Los asaltantes, una veintena de hombres repartidos en cuatro automóviles, se habían retirado llevándose consigo al guarda Robert Sheldon Harte, cuyo cuerpo será encontrado más tarde en el fondo de una fosa cubierta con cal viva. Después de varias semanas, la investigación establecerá la responsabilidad, a la cabeza del comando, del pintor muralista David Alfaro Siqueiros, miembro del Partido Comunista mexicano, hermano enemistado de Diego Rivera y, como éste, miembro de la pequeña banda de los Dieguitos y los Macheteros. Y Siqueiros, antiguo combatiente de la guerra revolucionaria de México y de la guerra civil española, del lado de las checas, refugiado en el estado de Jalisco, deberá una vez más, confundido y condenado, partir al exilio. Pablo Neruda le proporcionará un visado para Chile.

El 29 de mayo de 1940, cuatro días después de ese primer atentado fracasado, Ramón Mercader, bajo el nombre de Frank Jacson, entra por primera vez en la casa de la calle Viena y conoce a Trotski.

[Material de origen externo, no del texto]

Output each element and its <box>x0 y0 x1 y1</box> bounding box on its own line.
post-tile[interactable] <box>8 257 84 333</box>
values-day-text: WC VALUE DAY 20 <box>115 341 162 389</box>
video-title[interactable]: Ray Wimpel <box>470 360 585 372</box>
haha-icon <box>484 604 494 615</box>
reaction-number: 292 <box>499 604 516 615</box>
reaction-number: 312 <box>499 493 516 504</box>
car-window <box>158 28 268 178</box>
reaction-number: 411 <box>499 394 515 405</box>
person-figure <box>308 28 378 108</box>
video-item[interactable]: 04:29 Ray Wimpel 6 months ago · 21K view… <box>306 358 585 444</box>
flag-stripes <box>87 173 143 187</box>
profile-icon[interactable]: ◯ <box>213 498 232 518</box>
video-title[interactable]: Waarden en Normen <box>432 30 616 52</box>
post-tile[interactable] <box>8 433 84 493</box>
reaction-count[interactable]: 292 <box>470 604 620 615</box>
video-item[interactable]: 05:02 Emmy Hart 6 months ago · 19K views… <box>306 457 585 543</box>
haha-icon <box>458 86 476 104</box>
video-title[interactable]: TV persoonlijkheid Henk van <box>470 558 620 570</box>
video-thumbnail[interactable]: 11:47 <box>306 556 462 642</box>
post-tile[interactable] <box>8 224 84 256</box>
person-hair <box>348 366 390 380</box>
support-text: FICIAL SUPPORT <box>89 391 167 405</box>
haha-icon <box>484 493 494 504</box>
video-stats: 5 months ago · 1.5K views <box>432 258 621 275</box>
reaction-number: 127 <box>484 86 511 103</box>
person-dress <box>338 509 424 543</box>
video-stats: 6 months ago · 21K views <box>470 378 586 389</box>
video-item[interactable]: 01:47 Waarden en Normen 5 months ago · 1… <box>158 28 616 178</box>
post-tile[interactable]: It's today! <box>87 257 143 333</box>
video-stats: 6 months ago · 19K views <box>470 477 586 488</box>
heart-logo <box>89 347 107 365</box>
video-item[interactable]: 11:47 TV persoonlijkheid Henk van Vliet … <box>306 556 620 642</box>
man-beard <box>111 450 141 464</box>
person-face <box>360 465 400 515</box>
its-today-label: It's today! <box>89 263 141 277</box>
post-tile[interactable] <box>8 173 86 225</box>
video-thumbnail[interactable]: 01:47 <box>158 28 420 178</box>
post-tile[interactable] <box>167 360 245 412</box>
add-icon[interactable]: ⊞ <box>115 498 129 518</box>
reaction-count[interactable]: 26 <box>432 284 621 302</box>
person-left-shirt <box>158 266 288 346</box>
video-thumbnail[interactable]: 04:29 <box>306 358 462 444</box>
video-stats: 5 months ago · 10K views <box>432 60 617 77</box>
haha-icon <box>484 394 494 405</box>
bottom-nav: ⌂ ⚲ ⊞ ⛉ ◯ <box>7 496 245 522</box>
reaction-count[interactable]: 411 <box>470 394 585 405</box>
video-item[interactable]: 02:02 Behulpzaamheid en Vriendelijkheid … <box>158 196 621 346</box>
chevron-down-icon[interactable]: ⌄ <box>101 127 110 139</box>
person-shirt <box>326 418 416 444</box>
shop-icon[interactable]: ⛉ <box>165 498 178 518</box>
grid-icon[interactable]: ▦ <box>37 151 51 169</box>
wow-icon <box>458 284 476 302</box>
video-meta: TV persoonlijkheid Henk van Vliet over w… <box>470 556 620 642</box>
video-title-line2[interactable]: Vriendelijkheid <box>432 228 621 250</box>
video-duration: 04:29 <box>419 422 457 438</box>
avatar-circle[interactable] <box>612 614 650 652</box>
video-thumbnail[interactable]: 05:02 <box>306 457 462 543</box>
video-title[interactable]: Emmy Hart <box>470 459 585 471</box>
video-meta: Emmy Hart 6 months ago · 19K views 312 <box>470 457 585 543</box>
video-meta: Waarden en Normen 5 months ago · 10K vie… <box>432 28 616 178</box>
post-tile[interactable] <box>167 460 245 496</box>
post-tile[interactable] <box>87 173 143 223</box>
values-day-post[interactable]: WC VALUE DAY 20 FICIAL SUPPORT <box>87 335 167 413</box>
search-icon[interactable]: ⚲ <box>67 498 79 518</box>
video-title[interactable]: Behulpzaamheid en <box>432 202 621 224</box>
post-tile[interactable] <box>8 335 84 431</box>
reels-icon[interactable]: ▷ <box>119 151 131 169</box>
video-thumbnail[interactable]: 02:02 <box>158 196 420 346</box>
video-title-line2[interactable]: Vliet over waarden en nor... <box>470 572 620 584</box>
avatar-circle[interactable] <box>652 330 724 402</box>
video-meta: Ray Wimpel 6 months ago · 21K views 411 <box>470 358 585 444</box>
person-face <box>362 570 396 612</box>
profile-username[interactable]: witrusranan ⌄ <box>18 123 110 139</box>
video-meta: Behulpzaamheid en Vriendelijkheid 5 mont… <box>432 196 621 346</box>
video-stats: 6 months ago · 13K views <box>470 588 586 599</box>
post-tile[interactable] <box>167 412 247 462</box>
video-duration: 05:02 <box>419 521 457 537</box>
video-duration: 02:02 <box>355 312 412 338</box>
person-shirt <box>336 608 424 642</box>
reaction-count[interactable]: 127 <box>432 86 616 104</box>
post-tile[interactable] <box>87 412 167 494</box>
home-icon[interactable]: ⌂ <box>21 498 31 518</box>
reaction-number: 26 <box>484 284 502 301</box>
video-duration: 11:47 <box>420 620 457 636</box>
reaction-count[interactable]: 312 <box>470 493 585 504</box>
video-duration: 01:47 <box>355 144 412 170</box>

En las horas que siguieron al atentado, Diego Rivera huye a San Francisco, presa del pánico. Acaba de romper con Trotski y de abandonar con escándalo la Cuarta Internacional. Cuenta en las filas del poder con muchos enemigos que, si la investigación se atasca, se alegrarían de verle provisionalmente detenido, interrogado e incluso encarcelado. Quizás teme por su vida y sospecha que es el próximo de la lista. En su precipitación, y también con la fuerza de la costumbre, pide a dos de sus amantes, su asistente Irene Bohus y la actriz Paulette Goddard, que organicen su partida y que le acompañen. Teme que en su ausencia se venguen en su colección de arte precolombino y le roben las mejores obras, para las que ha hecho levantar el Museo Anahuacalli, y pide a Frida Kahlo desde California que haga vaciar su taller y sus reservas. Diego y Frida se han divorciado seis meses antes. Frida está enferma y fatigada. Ella y su hermana Cristina son largamente interrogadas por los investigadores, que tienen serias sospechas de que es en el interior de la pequeña banda donde van a encontrar al instigador del atentado.

No obstante, Frida se ocupa de los detalles y los gastos de la enorme mudanza, y envía al fugitivo una carta mordaz: «Estoy contenta de haber podido ayudarte hasta donde me alcanzaron las fuerzas, ¡aunque no tuve el honor de haber hecho tanto por ti como la señorita Irene Bohus y la señora Goddard!, según tus declaraciones a la prensa ellas fueron las heroínas y las únicas merecedoras de todo tu agradecimiento. No pienses que te digo esto por celos personales ni de gloria, pero solamente quiero recordarte que hay alguien más que merece también tu agradecimiento, sobre todo, por no esperar ninguna recompensación ni periodística ni de otra índole. Ése es Arturo Arámburo. Aunque no es marido de ninguna “estrella mundial”, ni posee “genios artísticos”, pero sí tiene los huevos puestos en su lugar y ha hecho todo lo posible para ayudarte, no solamente a ti, también a Cristina y a mí, que nos hemos encontrado completamente solas».

Frida adjunta al mensaje los duplicados de las facturas por los chóferes y los camiones, por las cajas de madera y el cuidado embalaje de los miles de estatuillas del futuro Museo Anahuacalli de Coyoacán, su cólera no cede: «Y ahora más que nunca entiendo tus declaraciones y la “insistencia” de la señorita (?) Bohus en querer conocerme. Estoy absolutamente orgullosa de haberla mandado a paseo. Según una carta muy amable que has enviado a Goodyear, la has invitado a ser tu asistente en San Francisco. Imagino que todo estará ya arreglado. Para que ella tenga tiempo de iniciarse en el arte del mural durante su tiempo libre, entre los paseos a caballo y su “deporte” favorito: el entretenimiento de viejos libidinosos. En cuanto a la señora Goddard, dale las gracias una y otra vez por su cooperación tan oportuna y magnífica…».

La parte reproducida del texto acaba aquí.